HomeEntertainmentReview | ‘Poor Things’: Bawdy and boundary-pushing, but also revelatory

Review | ‘Poor Things’: Bawdy and boundary-pushing, but also revelatory


(3.5 stars)

Emma Stone goes for bawdy, boundary-pushing broke in “Poor Things,” a funny, unsettling, ugly, fantastically constructed cabinet of cinematic wonders. Adapted from Alasdair Gray’s novel by Tony McNamara (“The Great”) and directed by Yorgos Lanthimos (who collaborated with McNamara and Stone on the antically anachronistic “The Favourite”), this time-traveling picaresque about a woman’s striding awkwardly — then fearlessly — into the modern age is that rarity among movies: a tale that begins as an off-putting exercise in fetish, only to blossom into something that’s not just shocking for its own sake, but genuinely revelatory and meaningful.

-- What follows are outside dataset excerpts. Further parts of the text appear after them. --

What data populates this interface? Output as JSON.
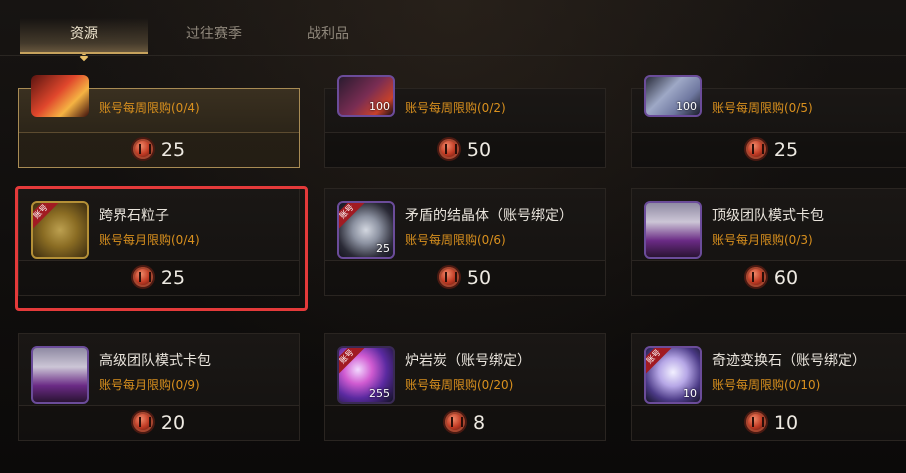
{
  "tabs": [
    {
      "label": "资源",
      "active": true
    },
    {
      "label": "过往赛季",
      "active": false
    },
    {
      "label": "战利品",
      "active": false
    }
  ],
  "items_row0": [
    {
      "limit": "账号每周限购(0/4)",
      "price": "25",
      "icon": "ember-chest-icon",
      "qty": ""
    },
    {
      "limit": "账号每周限购(0/2)",
      "price": "50",
      "icon": "dark-crystal-icon",
      "qty": "100"
    },
    {
      "limit": "账号每周限购(0/5)",
      "price": "25",
      "icon": "silver-chip-icon",
      "qty": "100"
    }
  ],
  "items_row1": [
    {
      "title": "跨界石粒子",
      "limit": "账号每月限购(0/4)",
      "price": "25",
      "icon": "stone-particles-icon",
      "qty": "",
      "ribbon": "账号"
    },
    {
      "title": "矛盾的结晶体（账号绑定）",
      "limit": "账号每周限购(0/6)",
      "price": "50",
      "icon": "crystal-icon",
      "qty": "25",
      "ribbon": "账号"
    },
    {
      "title": "顶级团队模式卡包",
      "limit": "账号每月限购(0/3)",
      "price": "60",
      "icon": "card-pack-icon",
      "qty": "",
      "ribbon": ""
    }
  ],
  "items_row2": [
    {
      "title": "高级团队模式卡包",
      "limit": "账号每月限购(0/9)",
      "price": "20",
      "icon": "card-pack-icon",
      "qty": "",
      "ribbon": ""
    },
    {
      "title": "炉岩炭（账号绑定）",
      "limit": "账号每周限购(0/20)",
      "price": "8",
      "icon": "lava-orb-icon",
      "qty": "255",
      "ribbon": "账号"
    },
    {
      "title": "奇迹变换石（账号绑定）",
      "limit": "账号每周限购(0/10)",
      "price": "10",
      "icon": "miracle-stone-icon",
      "qty": "10",
      "ribbon": "账号"
    }
  ],
  "colors": {
    "accent": "#c6a25d",
    "limit_text": "#d9901e",
    "highlight": "#e43a3a"
  }
}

Stone plays Bella, who for mysterious reasons seems to be a child trapped in a grown person’s body. In the opening sequences of “Poor Things,” filmed in chiaroscuro black-and-white, Bella is living with her surrogate father, Godwin Baxter, who has invented her, a la Frankenstein, as a case study in brain transplants. A doll-like automaton who can barely form words and plays piano with her feet, Bella is a blank slate reminiscent of Helen Keller; the dubious miracle worker here is Godwin, played by Willem Dafoe with a monomaniacal gleam in his eye and a crazy quilt of scars across his face. Bella calls Dafoe’s character “God,” a bit on the nose for someone who initially seems to be so creepily controlling that he might as well have “Toxic Man” tattooed on his stitched-up forehead. But nothing is as it seems in “Poor Things,” especially when it becomes clear that Bella won’t stay a wide-eyed naif for long.

In fact, she’s learning at a canter-like pace, especially when it comes to her body’s most primal urges. It turns out that Bella enjoys physical pleasure, an impulse that sends her on a journey halfway across the world: Lisbon, an Oz-like garden of earthy delights she visits with an amoral popinjay named Duncan Wedderburn (played with hilarious bumptiousness by Mark Ruffalo); Alexandria, where Bella encounters poverty, injustice and perfidy for the first time; and Paris, where she finds sexual self-discovery and financial autonomy in a whorehouse run by an eccentric madam named Swiney (the fabulous Kathryn Hunter, last seen deploying her incantatory powers in Joel Coen’s “The Tragedy of Macbeth”).

The aesthetic roots of “Poor Things” extend from Charles Dickens and Mary Shelley to George Bernard Shaw and Erica Jong; from Vivienne Westwood to Jules Verne; and from Terry Gilliam to Jean-Pierre Jeunet. As Bella comes into her own, the film blooms into a fanciful riot of color, textures and points of view; Lanthimos likes to use canted camera angles and concave frames, giving the entire enterprise the feeling of a voyeuristic, barely controlled whirligig. Visually, “Poor Things” is an unalloyed treat: Even spectators who might cringe at the gouged eyes and spatchcocked cadavers in God’s lab (not to mention a disquieting scene involving Bella and an errant apple) will delight in its deliciously exaggerated costumes and decor. Retro-futurist Victoriana and storybook whimsy abound, from Bella’s gothic-chic wardrobe to God’s Moreauvian menagerie of animal experiments gone awry.

Because McNamara wrote the script, “Poor Things” brims with his signature polished, sophisticated humor; because Lanthimos directed, it’s full of envelope-pushing zaniness and self-amusement, especially when it comes to Bella’s increasingly uninhibited sexual appetites. This is where “Poor Things” enters ambiguous territory. As thoroughly committed as Stone is to the bit, there are moments when viewers might wonder for whose benefit she’s baring it all so bravely. As real ideas begin to overtake Bella’s hedonistic instinct, the idea of her finding agency through hyper-sexualization admittedly feels freeing, but also undeniably gratifying for the men looking through the lens.

This is Hollywood, after all, so “Poor Things” demands to have its kinky cake and feminist allegory, too. The film’s central contradiction is that the more outlandish the story becomes, the more grounded it is in women’s seemingly eternal struggles around power, selfhood and constricting social norms. As Bella careers into a new century, her journey morphs into a fable about the getting of wisdom — along with pleasure, empathy and joy. With a little sex, of course (op. cit.: Hollywood). Actually, with a whole lot of it. But, when “Poor Things” is firing on all its subversive steampunk cylinders, also with much more.

R. At area theaters. Contains strong and pervasive sexuality, graphic nudity, disturbing material, gore, and coarse language. 141 minutes.